Nice... another heavy hitter using React not mentioned in the article would be Walmart, who has done a lot for optimized server/client and doughnut rendering.
While cool... much like ngrx, this is emphatically no longer redux in my mind, and shouldn't be labelled as such. There are a lot of similar frameworks, and they are cool but I can't help but feel they are trying to piggy back a different pattern off of redux's success.
Updated article link to the github repo, which points to the website. Since the GH link is more likely to be the most desired entry point by users of this site.
Note: I'm not the one who down-voted this.
Cassandra and Redis aren't really document databases. Cassandra is closer to BigTable as a column store, and Redis is more like an extended key/value store.
I'm generally skeptical of posts for "courses" on this and similar sites. In particular, at a glance, I don't know if this is a really free site, if some courses are free, or you can complete the lessons with or without payment. I don't have a problem with people wanting to get paid, but one really needs to be skeptical, there's a lot of junk.

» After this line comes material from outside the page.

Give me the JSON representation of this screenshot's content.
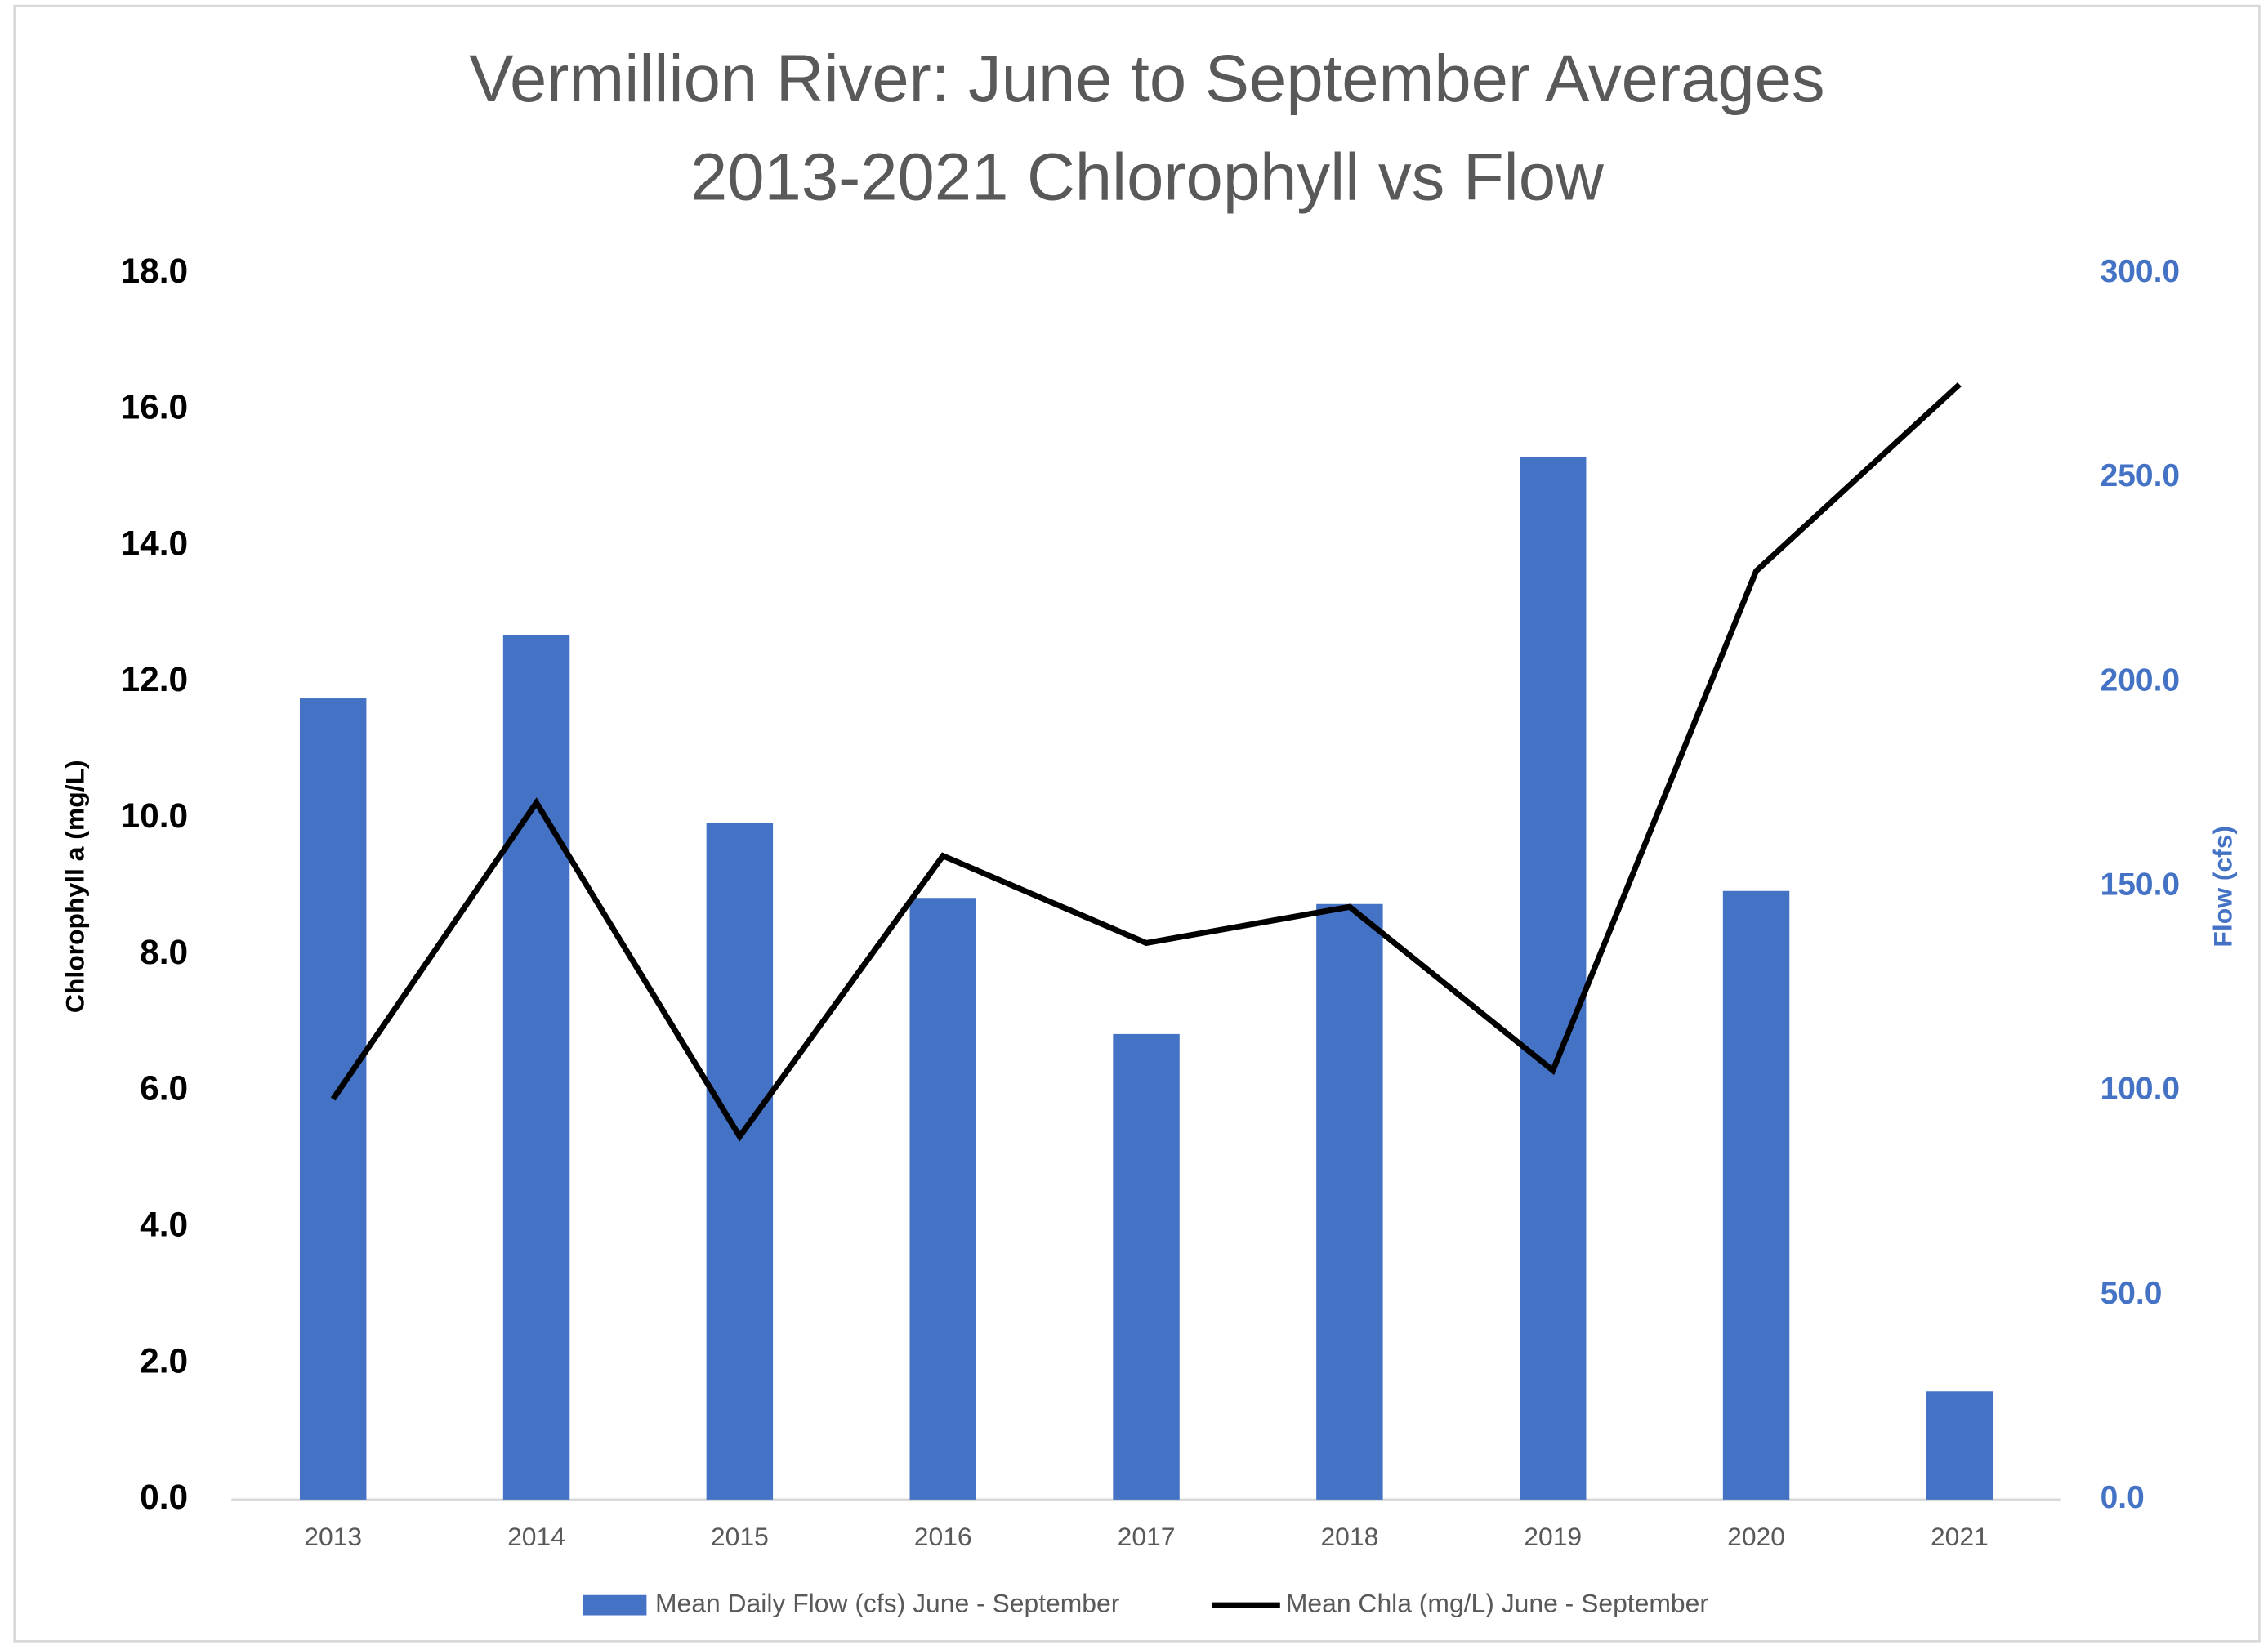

Also, as MaxArt mentions, v5 is a few versions behind, but Angular had had far fewer breaking changes between versions since v3-4. The workflows are pretty solid.
I'm personally not a fan of Angular and prefer React+Redux+thunks/fetch myself YMMV but every time I've used or worked with Angular, I'm reminded of why I don't care for it.
It's not a bad article, but necessarily a little shallow. Also, I tend to prefer JSX over Vue's component model, but that's me. To me, JSX as used is very similar to what E4X offered over a decade ago, but never bore fruit. Only Mozilla's JS engine and Adobe's ActionScript ever supported it . VB.Net also has a similar feature for XML literals that I wish C# integrated.
In the end it's important to have at least a shallow understanding of the concepts as they make building actual applications much easier in practice. Though, like anything, you can use any programming tool badly and create a mess.